One of the news sites I visit regularly carries this story on the California rainstorms and quotes some CA official calling them “among the most deadly disasters in our history.” In the aggregate, this is probably technically correct, if also highly misleading.
I have spent the past month in CA, a week north and the rest south, have lived through all of the rain in an RV, which makes me a “reporter” of sorts onsite. Most folks here were at most inconvenienced a bit by road closures and the unaccustomed lack of sunshine.
Some mountain pass roads that suffer from rock slides are closed, but that happens with some frequency in wet years. Some areas that have experienced a burn off in the past couple of years may have some erosion and some damage to homes built too close to normally dry barrancas.
The story claims the storms have “killed at least 19 people.” That sounds like a lot, until you realize that CA contains about 1 in 8 Americans which is nearly 40 million.

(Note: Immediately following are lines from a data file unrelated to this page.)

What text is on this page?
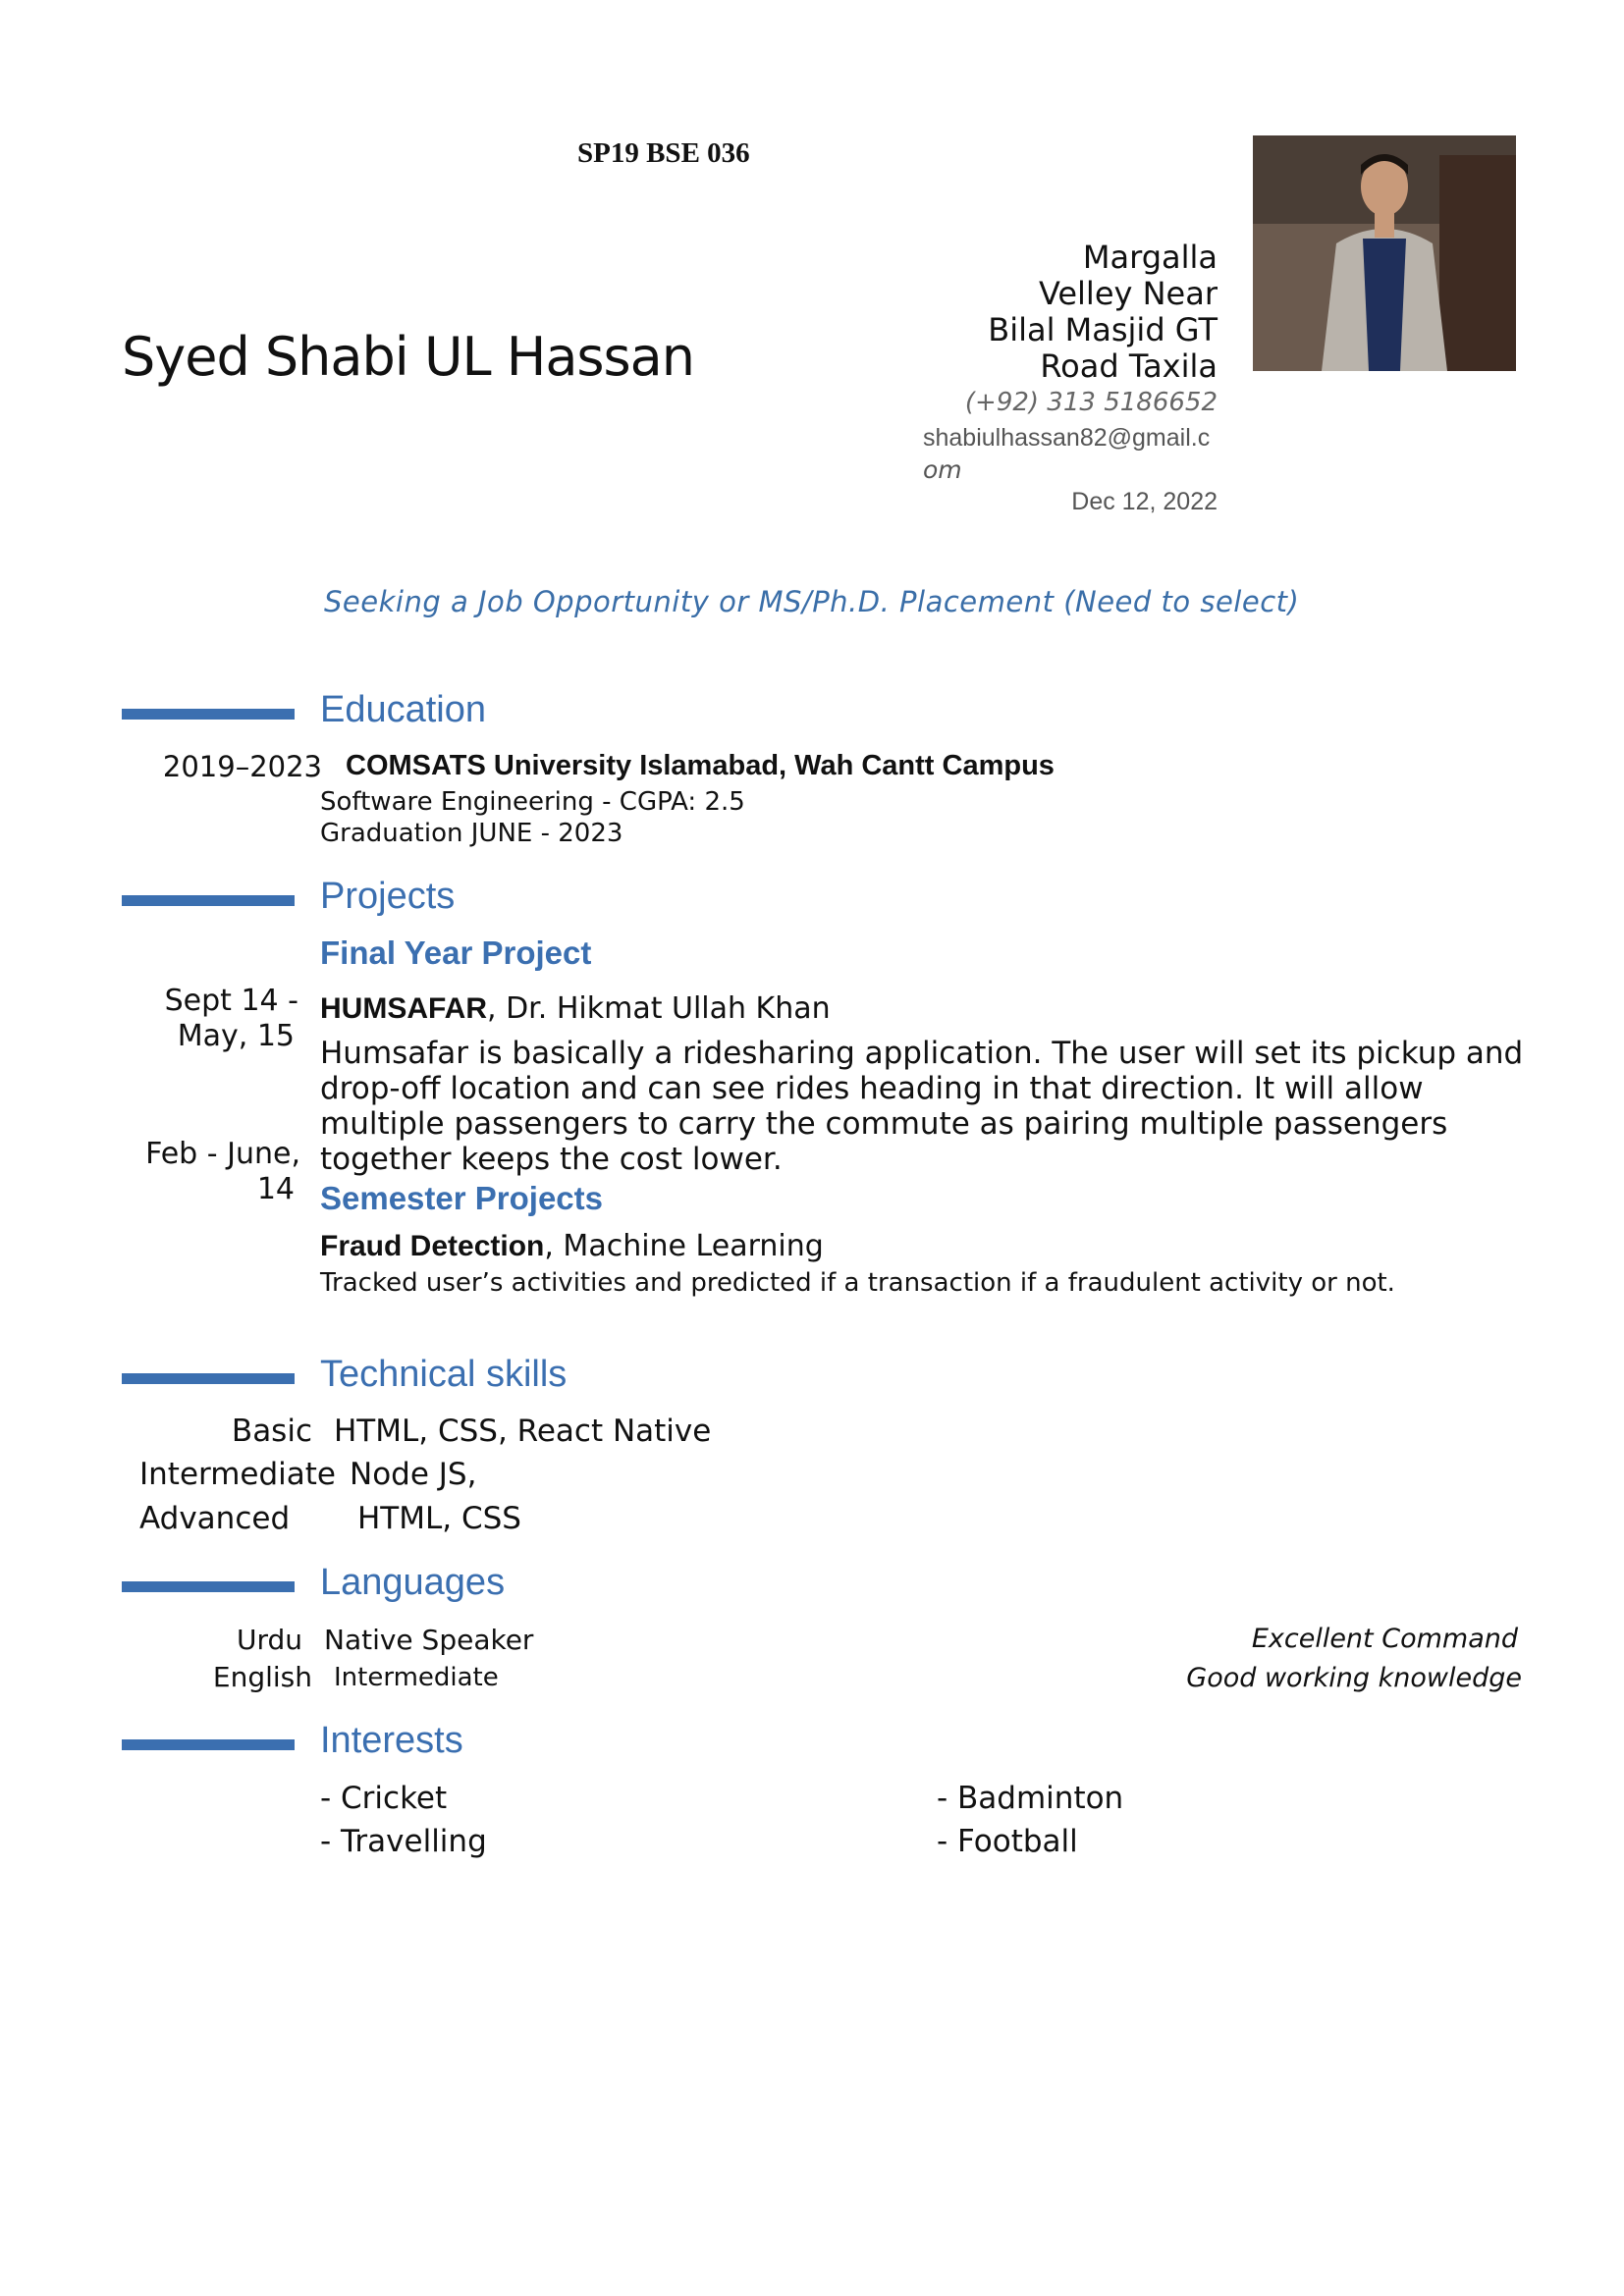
SP19 BSE 036
Syed Shabi UL Hassan
Margalla
Velley Near
Bilal Masjid GT
Road Taxila
(+92) 313 5186652
shabiulhassan82@gmail.c
om
Dec 12, 2022
Seeking a Job Opportunity or MS/Ph.D. Placement (Need to select)
Education
2019–2023 COMSATS University Islamabad, Wah Cantt Campus
Software Engineering - CGPA: 2.5
Graduation JUNE - 2023
Projects
Final Year Project
Sept 14 -
May, 15
HUMSAFAR, Dr. Hikmat Ullah Khan
Humsafar is basically a ridesharing application. The user will set its pickup and
drop-off location and can see rides heading in that direction. It will allow
multiple passengers to carry the commute as pairing multiple passengers
together keeps the cost lower.
Feb - June,
14 Semester Projects
Fraud Detection, Machine Learning
Tracked user’s activities and predicted if a transaction if a fraudulent activity or not.
Technical skills
Basic HTML, CSS, React Native
Intermediate Node JS,
Advanced HTML, CSS
Languages
Urdu Native Speaker	Excellent Command
English Intermediate	Good working knowledge
Interests
- Cricket
- Travelling
- Badminton
- Football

That makes your typical Californian’s odds of storm death at roughly 1 out of 2 million. I’d guess most years that many die from falling down.
As I’ve noted here before, I grew up on the edge of Los Padres National Forest. We experienced a “forest” fire (brushfire, mostly) every 3-4 years.
The press was forever printing that our town burned down, panicking our relatives who lived elsewhere who would call to see if we were still alive. The worst of the fires never got within several miles of our house or indeed most houses in the valley.
Journalists then and now live by the motto “if it bleeds, it leads.” They try to make everything look worse than it is because it hypes viewership.
They mostly don’t make stuff up, they just select the worst images they can find and infer those are typical, without actually saying so. They’ll show you a real storm-damaged house or drowned car and omit showing the the dozens farther down the block which are intact. Face it, undamaged property and uninjured people are not a “story,” they’re just daily life.
Later … Steven Hayward at Power Line has a chart showing CA rainfall totals for the last 100+ years. Annual rainfall is highly variable but there is no obvious trend line.